Crônica da semana-BASTA CALCULAR A HIPOTENUSA

Wagner Fontenelle Pessôa                       
O meu pai — creio, ao contrário de todos os seus filhos — sempre foi um homem afeito aos cálculos. A matemática, para ele, nunca se constituiu numa exclusiva ferramenta para resolver problemas e encontrar soluções, naquelas questões que exigem a precisão dos números. E fazer cálculos, ao longo de sua vida, sempre tem sido mais um prazer do que uma obrigação ou simples necessidade.
            Ainda hoje, que já passou dos noventa e se aproxima dos cem anos de idade, lúcido e dotado de uma memória prodigiosa, como todos nós gostaríamos de ser e ter, é impressionante a sua habilidade para fazer operações matemáticas “de cabeça”, sem nunca ou quase nunca recorrer ao auxílio, sequer, de uma calculadora eletrônica. Eu mesmo já lhe dei uma dessas, faz alguns anos, que ele agradeceu com delicadeza e guardou em algum armário de sua casa, como se fosse um objeto absolutamente inservível para as suas necessidades comuns.
            Padecendo de uma insônia crônica ao longo da vida — que a minha mãe classificava, não como insônia, mas como “sono desorganizado” — não recorria aos remédios para dormir e nem “contava carneirinhos”, como alguns experimentam fazer. Contava números, de três em três. E dizia que o sono perdido vinha, quando ele começava a errar naquela sequência: três, seis, nove doze, quinze, dezoito... Mas isso, às vezes, só acontecia quando já estava lá pela casa da primeira ou segunda centena na contagem. Uma técnica incomum, convenhamos...
            Por profissão, trabalhou a vida toda na área da engenharia civil, edificando casas, construindo estradas e tudo mais o que dependesse de cimento, areia, terra, tijolo, brita... E dos cálculos, naturalmente, porque essa é que tem sido a grande paixão da sua vida. Tenho comigo um retrato em que ele está com um grupo de alunos, em meio a uma aula de Topografia. A minha mãe olhava aquela foto e dizia: “Esta é a imagem que melhor representa o seu pai! É visível a alegria dele com aquilo que está fazendo aqui...”. E era mesmo.
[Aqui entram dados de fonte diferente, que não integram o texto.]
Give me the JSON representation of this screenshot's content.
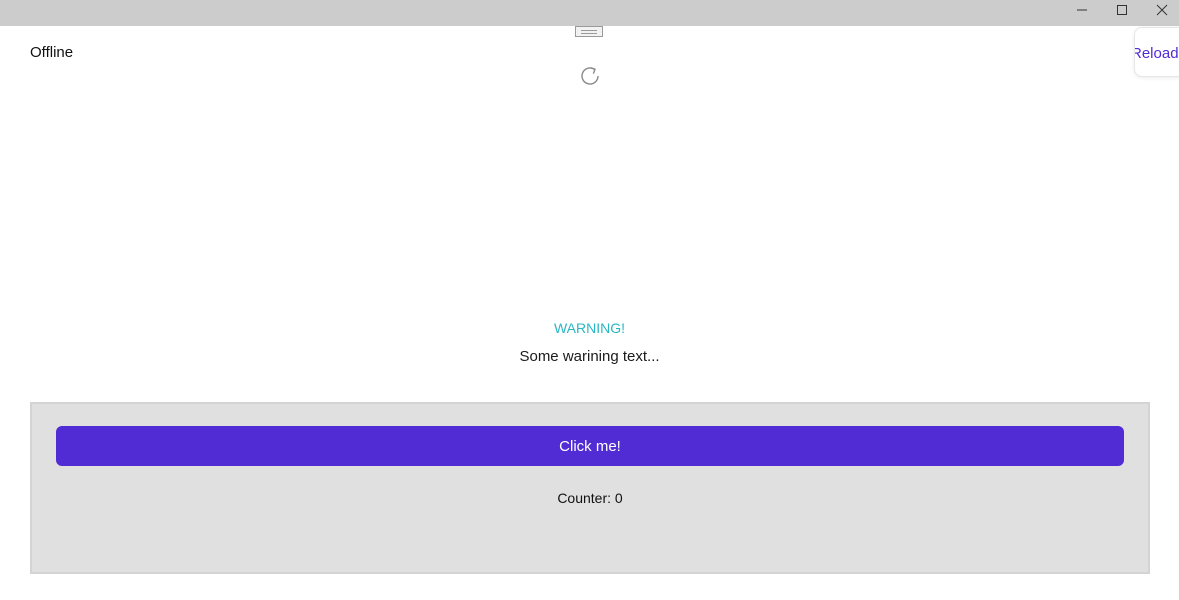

            Para os quatro primeiros filhos sonhou que os meninos seriam engenheiros e as meninas, arquitetas. Um sonho frustrado, aliás, porque nenhum de nós possuía a menor aptidão para isto. De minha parte, sempre gostei das Letras, da História, da Filosofia e da Sociologia, mas não suportava a Matemática e a Física, por exemplo. Nenhum de nós herdou suas habilidades para os números, para os cálculos e, menos ainda, para serviços de engenharia.
            Nenhum de nós se destacou no estudo das ciências matemáticas. E, falando apenas por mim — já que não pretendo toldar o histórico escolar de nenhum dos meus irmãos — sempre tive um desempenho medíocre nesse campo do conhecimento. Assim, logo que pude, peguei o caminho para o curso de Direito e limitei as minhas necessidades de cálculos às quatro operações e à regra de três, simples. E olhe lá! 
            Tomamos outros rumos, mas sempre que nos víamos ou nos vemos diante de um problema nessa área, apelávamos e ainda apelamos para suas sugestões e orientações. Foi por esta razão e movido pela confiança que continuo a depositar na sua experiência e conhecimento, que há algum tempo, pensando em substituir a cobertura de um chalé que tenho na praia, fiz-lhe uma consulta por telefone. Pedi que me explicasse como calcular o número de telhas que eu iria gastar nessa empreitada.
            Com aquele jeito tranquilo que é de seu temperamento, ele me disse:
            — Em primeiro lugar, você mede, em linha reta, a distância entre o centro e a ponta do telhado. Em seguida, você mede a distância entre esse centro e o topo, onde fica a cumeeira. E faça isso de ambos os lados, porque eles podem não ser iguais...
            Sem entender direito o que viria em seguida, perguntei-lhe o que eu deveria fazer depois disso, estando de posse daquelas medidas. Ao que ele me respondeu, como se fosse a coisa mais simples e natural deste mundo:
            — Bem... Com essas medidas você já tem os dois catetos. Agora basta calcular a hipotenusa.
            Ora, para quem só se lembra das quatro operações básicas e mais da “regra de três”, mandar que eu calculasse a hipotenusa só podia ser uma brincadeira! Por isto, eu apenas comentei:
            — Papai, tenha paciência!
            Caí na risada, agradeci pela explicação e mudei de assunto. Deixando para perguntar, depois, ao pedreiro que trabalhava para mim, quantas telhas eu precisaria comprar, se quisesse mesmo mudar o telhado.